15 November 2008

Just leave me alone!


Let's face it: this never worked, anyway...

I’m going to assume that I’m not the only one who’s ever been tempted to shout this at her children. (Those of you who are more virtuous need not read on.) Why do their particularly needy days inevitably wax with the waning of our personal reserves, and coincide with our painfully intense desire for just five minutes of uninterrupted thought, sleep, quiet, reading, tea, adult conversation…?

One particularly worn-down, mauled-over, chewed-up, drained-dry, tugged-on, storied-out, generally-beleaguered day, as I was in the process of mentally wishing my children far, far away, something from C.S. Lewis echoed dimly in my head. Employing my sophisticated cross-referencing system [emailing my husband: “Cld U send me that Lewis qt about God leaving us alone/Hell”], I tracked it down:

In the long run the answer to all those who object to the doctrine of hell is itself a question: "What are you asking God to do?" To wipe out their past sins and, at all costs, to give them a fresh start, smoothing every difficulty and offering every miraculous help? But He has done so, on Calvary. To forgive them? They will not be forgiven. To leave them alone? Alas, I am afraid that is what He does" (from The Problem of Pain).

To be CSPP is to be oh, so very aware that God does not leave us alone. For our good as well as for His glory, God graciously surrounds us with these immensely needy little creatures. My children are the most brutally effective way yet that He has worked to reveal, chastise and reform my slothful selfishness, which on the best of days lurks barely below the surface.

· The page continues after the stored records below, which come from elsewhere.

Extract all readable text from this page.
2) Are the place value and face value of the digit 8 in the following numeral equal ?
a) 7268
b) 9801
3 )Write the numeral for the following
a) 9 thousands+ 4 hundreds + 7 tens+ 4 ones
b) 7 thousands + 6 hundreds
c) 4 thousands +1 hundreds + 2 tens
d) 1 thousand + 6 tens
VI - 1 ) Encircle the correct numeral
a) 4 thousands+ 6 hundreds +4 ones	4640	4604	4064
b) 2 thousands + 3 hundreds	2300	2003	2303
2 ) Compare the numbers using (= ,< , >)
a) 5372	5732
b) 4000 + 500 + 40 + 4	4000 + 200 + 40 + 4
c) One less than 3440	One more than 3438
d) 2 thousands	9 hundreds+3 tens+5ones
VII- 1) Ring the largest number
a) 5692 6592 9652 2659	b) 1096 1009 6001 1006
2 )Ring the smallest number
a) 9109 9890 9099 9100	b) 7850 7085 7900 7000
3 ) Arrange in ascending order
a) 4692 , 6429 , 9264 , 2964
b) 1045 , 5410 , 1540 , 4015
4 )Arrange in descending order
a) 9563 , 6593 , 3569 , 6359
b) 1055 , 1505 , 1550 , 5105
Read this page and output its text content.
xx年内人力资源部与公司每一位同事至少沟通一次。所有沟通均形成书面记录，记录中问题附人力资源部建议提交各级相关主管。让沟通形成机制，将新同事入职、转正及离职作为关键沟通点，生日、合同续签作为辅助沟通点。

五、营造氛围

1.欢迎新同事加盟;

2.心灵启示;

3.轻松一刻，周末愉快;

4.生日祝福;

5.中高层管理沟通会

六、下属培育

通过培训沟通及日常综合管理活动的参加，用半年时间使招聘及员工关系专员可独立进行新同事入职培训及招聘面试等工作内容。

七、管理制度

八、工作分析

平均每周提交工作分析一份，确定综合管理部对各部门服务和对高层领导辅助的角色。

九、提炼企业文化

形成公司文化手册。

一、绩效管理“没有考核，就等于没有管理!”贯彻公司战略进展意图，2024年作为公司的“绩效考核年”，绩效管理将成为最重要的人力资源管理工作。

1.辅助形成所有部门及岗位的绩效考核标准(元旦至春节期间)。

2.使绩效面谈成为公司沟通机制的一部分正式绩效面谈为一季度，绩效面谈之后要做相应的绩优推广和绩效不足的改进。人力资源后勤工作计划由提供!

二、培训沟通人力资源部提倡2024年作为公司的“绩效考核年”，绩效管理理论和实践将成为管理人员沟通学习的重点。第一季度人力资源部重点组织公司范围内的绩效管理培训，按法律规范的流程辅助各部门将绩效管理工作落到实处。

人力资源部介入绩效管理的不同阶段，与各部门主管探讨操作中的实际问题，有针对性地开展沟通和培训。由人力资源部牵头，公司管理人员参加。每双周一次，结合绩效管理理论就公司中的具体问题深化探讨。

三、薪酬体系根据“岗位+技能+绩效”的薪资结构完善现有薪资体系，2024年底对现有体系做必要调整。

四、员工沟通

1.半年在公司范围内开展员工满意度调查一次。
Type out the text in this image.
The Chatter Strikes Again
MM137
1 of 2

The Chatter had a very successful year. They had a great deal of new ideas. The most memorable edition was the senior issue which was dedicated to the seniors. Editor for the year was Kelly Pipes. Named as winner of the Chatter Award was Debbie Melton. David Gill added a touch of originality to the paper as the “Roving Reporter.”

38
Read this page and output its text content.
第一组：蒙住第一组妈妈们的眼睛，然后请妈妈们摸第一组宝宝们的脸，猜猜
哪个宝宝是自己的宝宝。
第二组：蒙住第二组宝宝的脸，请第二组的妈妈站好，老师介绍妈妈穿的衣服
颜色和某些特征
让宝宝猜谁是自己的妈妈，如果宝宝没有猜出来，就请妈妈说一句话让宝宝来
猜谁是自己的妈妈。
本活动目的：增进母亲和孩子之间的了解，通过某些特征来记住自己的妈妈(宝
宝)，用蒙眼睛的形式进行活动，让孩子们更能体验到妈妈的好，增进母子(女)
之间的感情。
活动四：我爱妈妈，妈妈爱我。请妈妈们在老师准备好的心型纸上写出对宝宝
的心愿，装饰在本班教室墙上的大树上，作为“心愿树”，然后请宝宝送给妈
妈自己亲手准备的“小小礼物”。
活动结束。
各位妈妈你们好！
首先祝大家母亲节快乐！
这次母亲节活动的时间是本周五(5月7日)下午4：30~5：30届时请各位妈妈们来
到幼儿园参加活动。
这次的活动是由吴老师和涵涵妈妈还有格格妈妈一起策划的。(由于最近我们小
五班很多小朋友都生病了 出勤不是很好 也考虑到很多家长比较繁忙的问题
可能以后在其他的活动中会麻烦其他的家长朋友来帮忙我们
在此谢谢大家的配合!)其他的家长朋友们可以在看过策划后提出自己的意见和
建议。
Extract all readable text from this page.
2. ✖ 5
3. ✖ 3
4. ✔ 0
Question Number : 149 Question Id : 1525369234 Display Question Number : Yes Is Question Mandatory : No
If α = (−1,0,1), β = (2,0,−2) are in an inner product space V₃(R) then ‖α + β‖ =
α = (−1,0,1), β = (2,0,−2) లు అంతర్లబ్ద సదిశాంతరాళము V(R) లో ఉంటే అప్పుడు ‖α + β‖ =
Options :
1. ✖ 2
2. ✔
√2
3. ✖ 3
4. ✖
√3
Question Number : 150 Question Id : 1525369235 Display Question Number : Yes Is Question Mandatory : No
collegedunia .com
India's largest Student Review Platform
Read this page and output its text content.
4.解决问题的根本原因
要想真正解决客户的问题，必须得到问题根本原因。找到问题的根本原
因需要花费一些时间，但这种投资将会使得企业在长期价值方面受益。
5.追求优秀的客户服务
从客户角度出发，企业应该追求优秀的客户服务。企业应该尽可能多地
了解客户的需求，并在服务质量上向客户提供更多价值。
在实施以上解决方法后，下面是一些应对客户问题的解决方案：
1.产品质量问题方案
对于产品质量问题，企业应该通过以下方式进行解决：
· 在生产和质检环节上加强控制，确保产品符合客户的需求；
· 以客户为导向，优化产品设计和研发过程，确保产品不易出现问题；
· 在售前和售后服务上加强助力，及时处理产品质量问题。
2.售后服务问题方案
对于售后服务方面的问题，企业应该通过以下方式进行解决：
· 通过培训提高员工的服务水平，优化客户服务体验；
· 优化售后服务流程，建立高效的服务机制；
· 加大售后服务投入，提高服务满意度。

He won’t leave me alone: He incarnates His exacting, impossible standard to me in these ever-present, ever-demanding sons of mine.

He won’t leave me alone: He incarnates His freeing, irrepressible mercy to me in that ever-present, ever-giving Son of His.

The next time the mad drumbeats in my head build to a fever pitch, I shall endeavor to remember what I know to be true: that to be left alone in the meantime would put me in jeopardy of being left alone for all time.

3 comments:

Rebekah said...

Don't the husbands love it when we add tasks like tracking down quotes for us to their planners?

My children benefit greatly from the proof their charming father gives that anchorite was not my true calling.

Dawn said...

Thanks for this, friend. :) We're having one of those afternoons around here today. ;D

Anonymous said...

Always have those moments of I wish my children would leave me alone. But that will not ever happen. In fact, I have a leech, Joshua is my leech, attached to me all day long, 24/7 days a week, never leaves my side. I will never have a moment to myself. David reminded me the other night when I was in tears, wishing I could have some time to myself, he said, just take advantage of them being little, they will grow up too fast and I won't have these cuddle moments with my children no longer. And yes, I too thought the same thing, God never leaves us alone, and He doesn't want us to leave him alone either. He always wants us to come to Him to be wiped away from our sins, to talk to him, no matter if that talk is nonsense or child like talk, He listens, He is patient with us, though we are not always patient with our children. He is a great example of what a parent should be like, but we sin, and fall short of our parenthood but God picks us back up. Well, better go, a tackle is happening here. Talk to you later!